Lots going on, most of it personal, most of which I choose not to talk about, but I’m in one of those stretches where life feels like an Asteroids game. (Not that most of you would remember Asteroids. It’s what passed for cutting edge video game technology in my salad days. You were captain of a little triangular space ship. Big chunks of space rocks would float across the screen and you had to maneuver amongst them, blasting them with your laser, which turned them into more numerous, smaller, faster space rocks, and then you had to maneuver amongst them and blast them with your laser, which turned them into more numerous, smaller, faster space rocks, and eventually you’d crash into one of them and die.)

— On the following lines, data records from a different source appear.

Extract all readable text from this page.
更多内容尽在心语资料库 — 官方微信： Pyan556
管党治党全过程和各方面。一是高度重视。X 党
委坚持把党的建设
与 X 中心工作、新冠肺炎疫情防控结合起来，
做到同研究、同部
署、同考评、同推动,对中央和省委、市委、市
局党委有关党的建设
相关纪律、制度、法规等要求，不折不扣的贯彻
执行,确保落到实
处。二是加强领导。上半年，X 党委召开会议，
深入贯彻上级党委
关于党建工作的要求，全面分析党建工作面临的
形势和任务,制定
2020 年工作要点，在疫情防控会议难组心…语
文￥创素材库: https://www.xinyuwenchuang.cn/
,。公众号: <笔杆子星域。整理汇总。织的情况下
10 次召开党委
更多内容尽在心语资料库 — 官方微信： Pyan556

That Asteroids game was kind of addictive. Get into a good groove where you got all space psychic, you’re spinning your little triangle around and bulls-eyeing zipping space pebbles you could swear you hadn’t even SEEN yet, managing impossible cross-screen deflection shoots while simultaneously making an impossible s-turn between converging galactic boulders, so caught up in your mastery of the immediate, in the mad space scramble, that the larger meta issue never strikes you – that it’s just pointless chaos and no matter how good your run, it always ends the same way. Your last video-game life smashed into oblivion by a pretend space boulder. Game over.
It occurs to me that maybe that’s what this writing thing is all about, the meta question. Taking the Asteroids game of life and making sense out of it, finding a gestalt in it, a beginning, a middle, an end. Making stories for people that give them a little of that Asteroids adrenaline rush, that put them in captain’s seat of that tiny space triangle, but that turn those zipping space rocks into something other than all there is, something more than the inevitable end. That turn them into obstacles overcome on the way to some purpose, some goal, some reason that this all makes sense.
I hear that’s what they do with video games now – give them stories. You still get to zip around a shoot shit, I guess. But you’ve got something to accomplish. That’s what I’m told. I wouldn’t know.
I’m still stuck in the Asteroids universe, trying to make sense out of it, but I haven’t got time. Up to my ass in space rocks in the vast indifference of heaven.